Cain would in fact fall far short of such expectations as he brings an inferior sacrifice to the altar of God while his younger brother Abel brings the best from his flock. Some speculate that the problem was that Cain brought a fruit offering while Abel brought an animal offering. The text does not make that distinction but something is clearly going on. A midrash says that Cain actually ate his animal offering and offered some low-grade flax to the Lord. If that is the case then Cain was in disobedience. Maybe it was more about attitude. Whatever the case, the New Covenant states that Abel “offered a better sacrifice” (Hebrews 11:4). Essentially Cain seems to run into problems because he is doing his own thing. That is a great first step to messing up our own life, is it not? Too often people create their own problems by following their own skewed decisions and not listening to God’s counsel in the Scripture.
In this parasha we are told another great way to mess up our lives. This is by ignoring any loving correction by God. After his rejected offering, Cain does not correct the situation but goes even further in the wrong direction. His anger is evident even in his body language and demeanor as God asks, “why has your countenance fallen?” Cain is offered a way of restoration and blessing but chooses to let the evil inclination take control of his life.
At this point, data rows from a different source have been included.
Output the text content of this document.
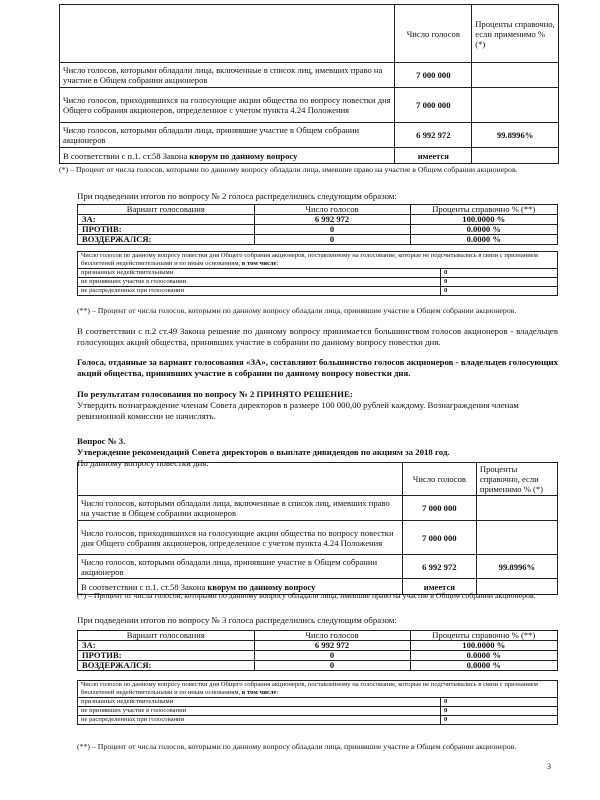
	Число голосов	Проценты справочно, если применимо % (*)
Число голосов, которыми обладали лица, включенные в список лиц, имевших право на участие в Общем собрании акционеров	7 000 000	
Число голосов, приходившихся на голосующие акции общества по вопросу повестки дня Общего собрания акционеров, определенное с учетом пункта 4.24 Положения	7 000 000	
Число голосов, которыми обладали лица, принявшие участие в Общем собрании акционеров	6 992 972	99.8996%
В соответствии с п.1. ст.58 Закона кворум по данному вопросу	имеется	

(*) – Процент от числа голосов, которыми по данному вопросу обладали лица, имевшие право на участие в Общем собрании акционеров.

При подведении итогов по вопросу № 2 голоса распределились следующим образом:

Вариант голосования	Число голосов	Проценты справочно % (**)
ЗА:	6 992 972	100.0000 %
ПРОТИВ:	0	0.0000 %
ВОЗДЕРЖАЛСЯ:	0	0.0000 %
Число голосов по данному вопросу повестки дня Общего собрания акционеров, поставленному на голосование, которые не подсчитывались в связи с признанием бюллетеней недействительными и по иным основаниям, в том числе:	
признанных недействительными	0
не принявших участие в голосовании	0
не распределенных при голосовании	0

(**) – Процент от числа голосов, которыми по данному вопросу обладали лица, принявшие участие в Общем собрании акционеров.

В соответствии с п.2 ст.49 Закона решение по данному вопросу принимается большинством голосов акционеров - владельцев голосующих акций общества, принявших участие в собрании по данному вопросу повестки дня.

Голоса, отданные за вариант голосования «ЗА», составляют большинство голосов акционеров - владельцев голосующих акций общества, принявших участие в собрании по данному вопросу повестки дня.

По результатам голосования по вопросу № 2 ПРИНЯТО РЕШЕНИЕ:

Утвердить вознаграждение членам Совета директоров в размере 100 000,00 рублей каждому. Вознаграждения членам ревизионной комиссии не начислять.

Вопрос № 3.

Утверждение рекомендаций Совета директоров о выплате дивидендов по акциям за 2018 год.

По данному вопросу повестки дня:

	Число голосов	Проценты справочно, если применимо % (*)
Число голосов, которыми обладали лица, включенные в список лиц, имевших право на участие в Общем собрании акционеров	7 000 000	
Число голосов, приходившихся на голосующие акции общества по вопросу повестки дня Общего собрания акционеров, определенное с учетом пункта 4.24 Положения	7 000 000	
Число голосов, которыми обладали лица, принявшие участие в Общем собрании акционеров	6 992 972	99.8996%
В соответствии с п.1. ст.58 Закона кворум по данному вопросу	имеется	

(*) – Процент от числа голосов, которыми по данному вопросу обладали лица, имевшие право на участие в Общем собрании акционеров.

При подведении итогов по вопросу № 3 голоса распределились следующим образом:

Вариант голосования	Число голосов	Проценты справочно % (**)
ЗА:	6 992 972	100.0000 %
ПРОТИВ:	0	0.0000 %
ВОЗДЕРЖАЛСЯ:	0	0.0000 %
Число голосов по данному вопросу повестки дня Общего собрания акционеров, поставленному на голосование, которые не подсчитывались в связи с признанием бюллетеней недействительными и по иным основаниям, в том числе:	
признанных недействительными	0
не принявших участие в голосовании	0
не распределенных при голосовании	0

(**) – Процент от числа голосов, которыми по данному вопросу обладали лица, принявшие участие в Общем собрании акционеров.

3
This leads to the tragic murder of Abel, the first recorded in history. It didn’t have to be this way. What started as a bad situation for Cain could have been corrected, especially with God’s help in his life. But he chose the way of anger and resentment which in turn culminated in murder. This is a sure-fire way to make any situation worse than it already is: ignore any loving correction from God. As our tradition says, the gates of repentance are always open. It is the repeated story of human experience that we mess things up when we do our own thing. Just look at the daily news! But how doubly tragic when people not only do their own thing but continue down a road of not receiving loving correction from their Heavenly Father. The story of Cain reminds us to keep on listening for God’s good direction for our life.
Believe it or not, Cain takes his tragic experience to an even deeper level of tzuris. In the midst of doing his own thing and not listening to correction, he then proceeds to blame everyone else for his problems! This seems to come out in two of his statements in the Torah. First, he asks the famous question “ha-shomer achi anochi? Am I my brother’s keeper?” To paraphrase, “God, why did you put me in this position?” Second, Cain takes issue with the consequences of his actions by asking, “Is my iniquity too great?” Evidently he questions God in the midst of his judgment. The tragic spiral of Cain’s life has just hit a new depth. After doing his own thing and ignoring God’s correction, he simply blames everyone else for his problems! It seems a logical conclusion as the Torah notes that after all this, “Cain left the presence of HaShem.” This was no doubt both a physical and spiritual departure. How sad. How unnecessary. But such are some of the lessons from the life of Cain.
Maybe it is quite appropriate that this first parasha of the New Year reminds us all on how to mess up our lives? If we received the message of the Holy Days correctly, then we have re-established a good relationship with God and with those around us. It should be a little taste of Paradise restored. Let’s not mess up our own lives by following the example of Cain. Let us stay close and listen to our Messiah Yeshua to enjoy that abundant life he promised.